D. J. Bernstein
Fast arithmetic
djbfft

Complex convolution library interface

djbfft currently supports sizes 2, 4, 8, 16, 32, 64, 128, 256, 512, 1024, 2048, 4096, and 8192. This document focuses on 256 for simplicity.

Single-precision transforms

     #include <fftc4.h>

     complex4 a[256];

     fftc4_256(a);
     fftc4_scale256(a);
     fftc4_un256(a);
fftc4_256 computes a 256-point complex discrete Fourier transform. It evaluates the polynomial
     a[0] + a[1] x + a[2] x^2 + ... + a[255] x^255
at all the 256th roots of 1, and puts the values into a, overwriting the input. (Beware that the results are stored in an unusual order.) Each a[n] is a complex number with 4-byte real part a[n].re and 4-byte imaginary part a[n].im.

To compute the inverse transform, reconstructing a polynomial from its values, call fftc4_scale256 and then fftc4_un256. (fftc4_scale256 multiplies each a[n] by 1/256.)

Note that the position of a in memory can affect performance.

Single-precision convolutions

     #include <fftc4.h>

     complex4 a[256];
     complex4 b[256];

     fftc4_mul256(a,b);
fftc4_mul256 multiplies each a[n] by b[n] and puts the result into a[n].

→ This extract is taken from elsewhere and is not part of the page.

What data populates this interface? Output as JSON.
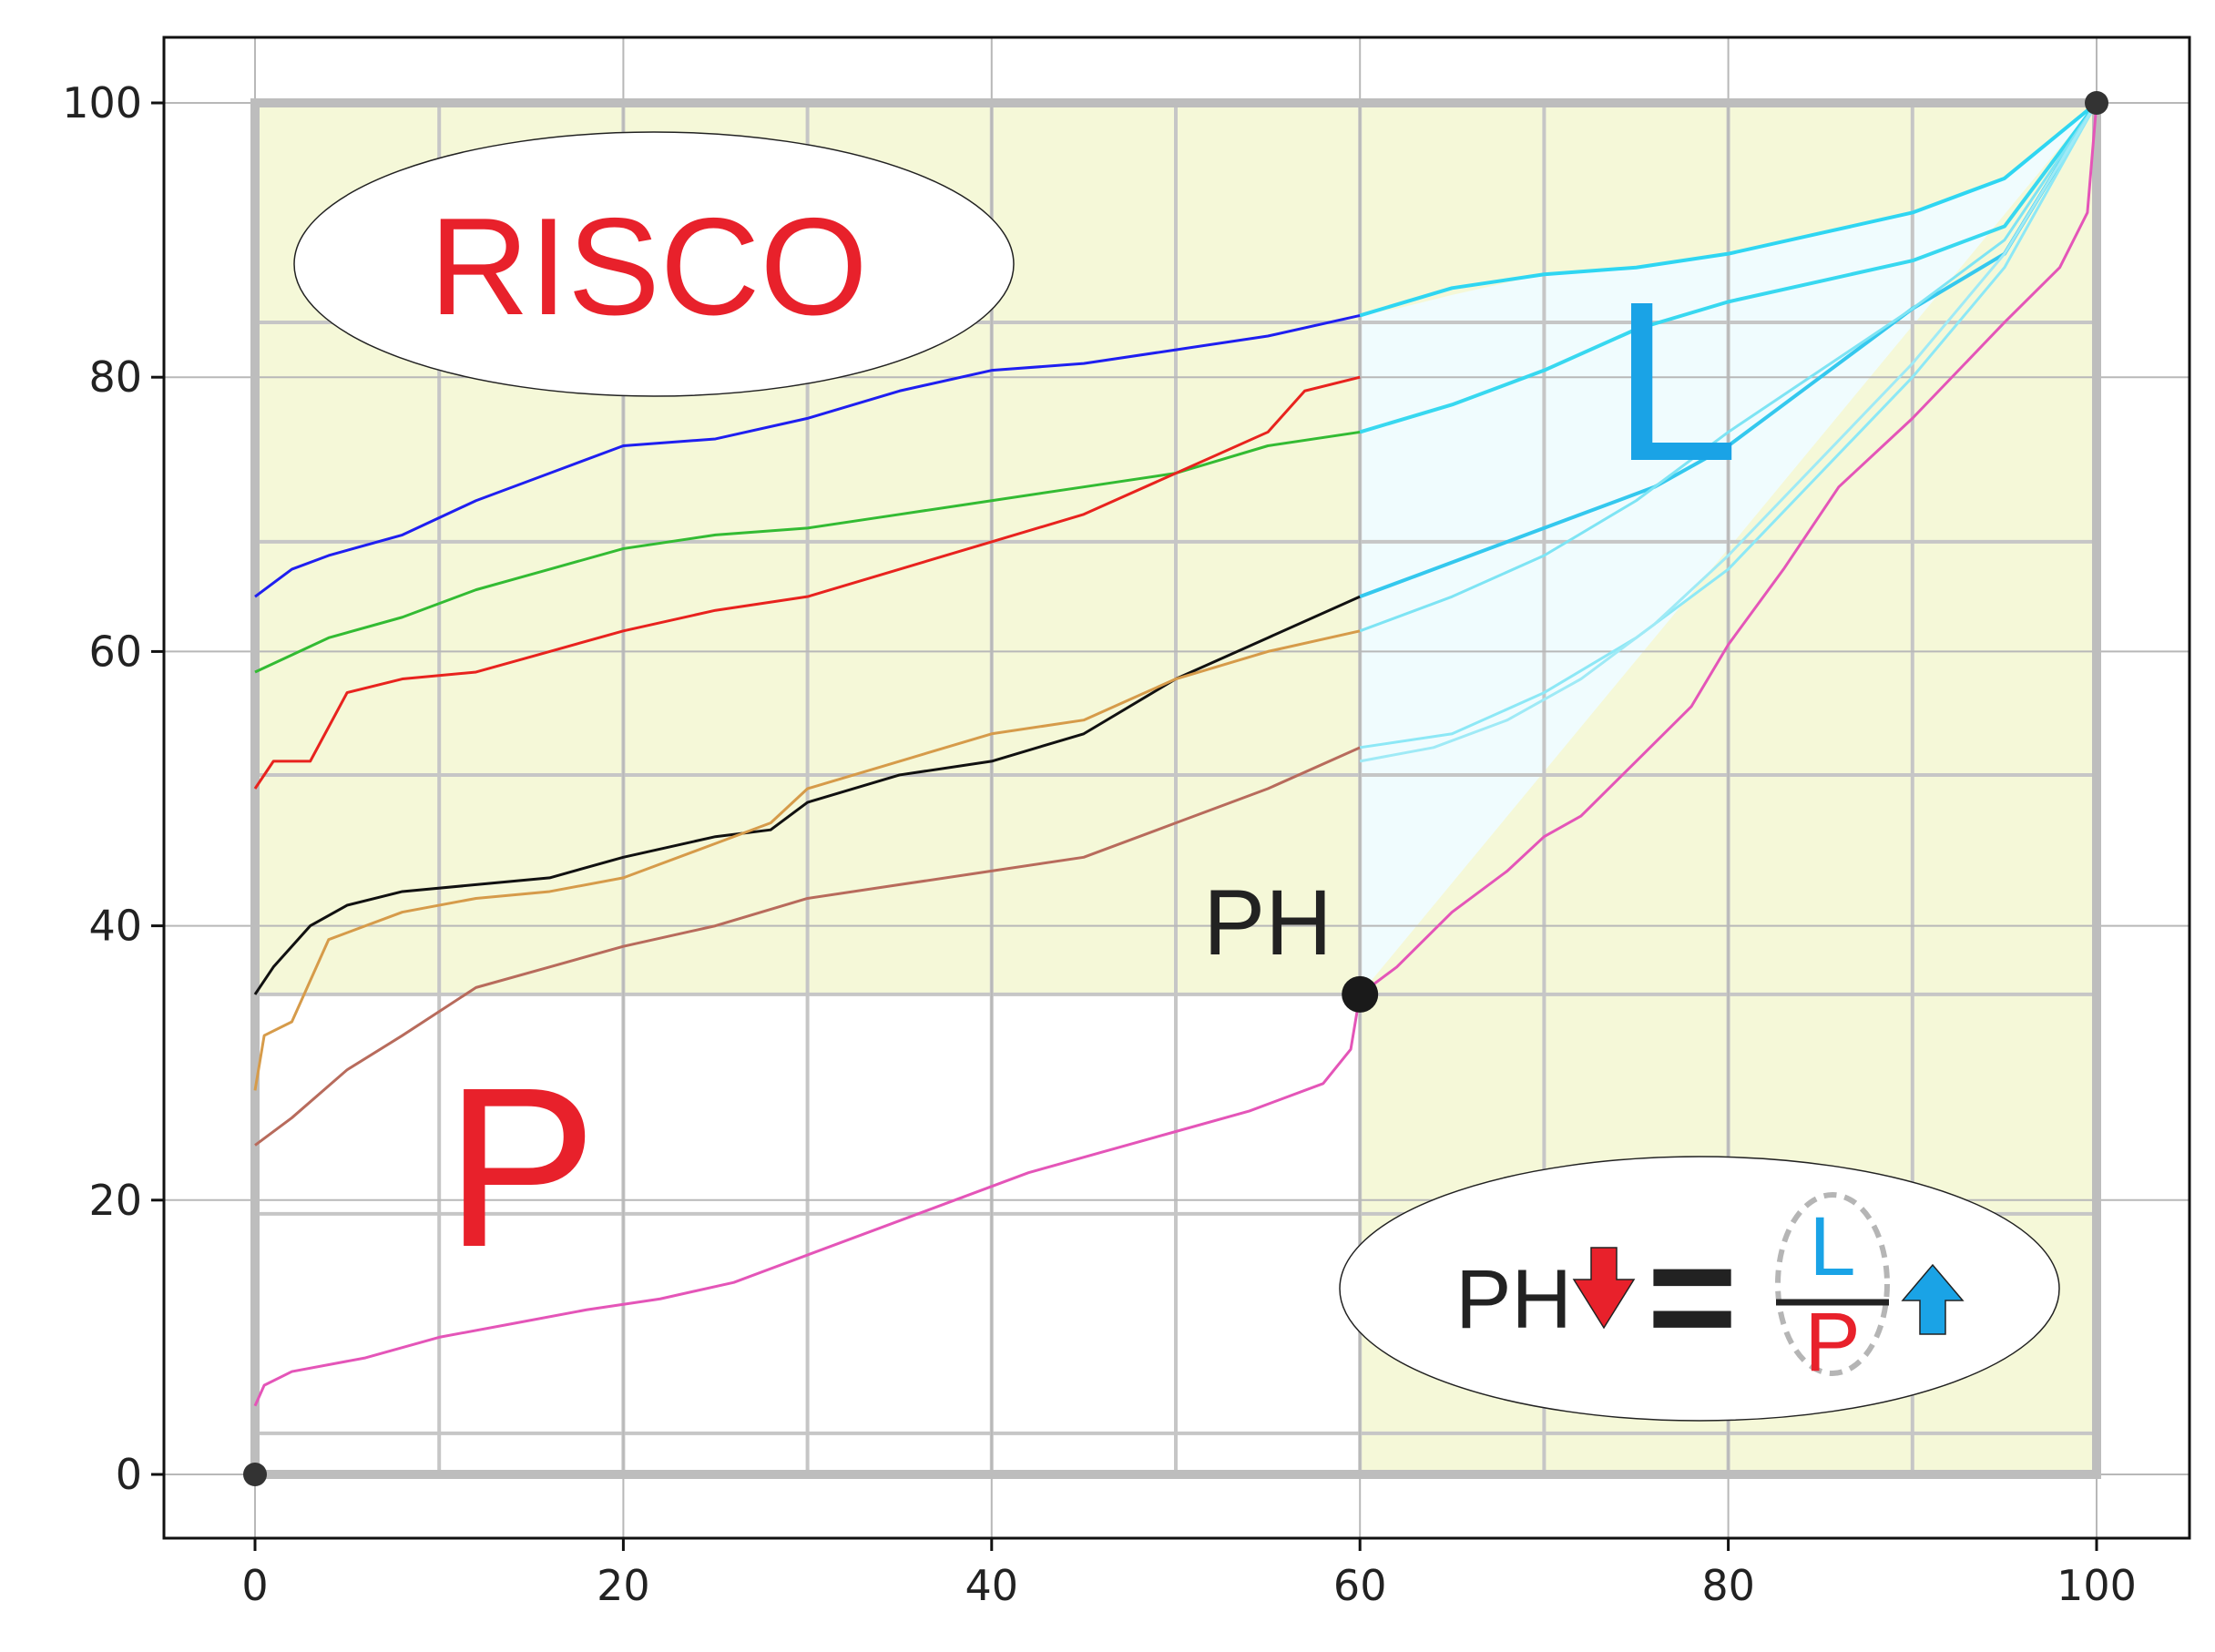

The sequence of operations

     fftc4_256(a);
     fftc4_256(b);
     fftc4_mul256(a,b);
     fftc4_scale256(a);
     fftc4_un256(a);
convolves a with b: it multiplies the polynomial
     a[0] + a[1] x + a[2] x^2 + ... + a[255] x^255
by
     b[0] + b[1] x + b[2] x^2 + ... + b[255] x^255
modulo x^256-1 and puts the result back into a. The sequence of operations
     fftc4_256(b);
     fftc4_scale256(b);
     fftc4_256(a);
     fftc4_mul256(a,b);
     fftc4_un256(a);
has the same effect. If you have many polynomials to multiply by the same b, you can save time by reusing the transformed (and scaled) b.

Double-precision transforms and convolutions

     #include <fftc8.h>

     complex8 a[256];
     complex8 b[256];

     fftc8_256(a);
     fftc8_scale256(a);
     fftc8_un256(a);

     fftc8_mul256(a,b);
The fftc8 functions are just like the fftc4 functions except that they work with 8-byte floating-point numbers instead of 4-byte floating-point numbers.

WARNING: Some compilers, notably gcc without the -malign-double option, do not guarantee 8-byte alignment for 8-byte floating-point variables. The Pentium, Pentium II, et al. will slow down dramatically if your arrays are not aligned to 8-byte boundaries.

Frequencies

     #include <fftfreq.h>

     unsigned int n;
     unsigned int f;

     f = fftfreq_c(n,256);
What fftc4_256 and fftc8_256 put into a[n] is the value of the input polynomial at exp(2 pi if/256) where f = fftfreq_c(n,256).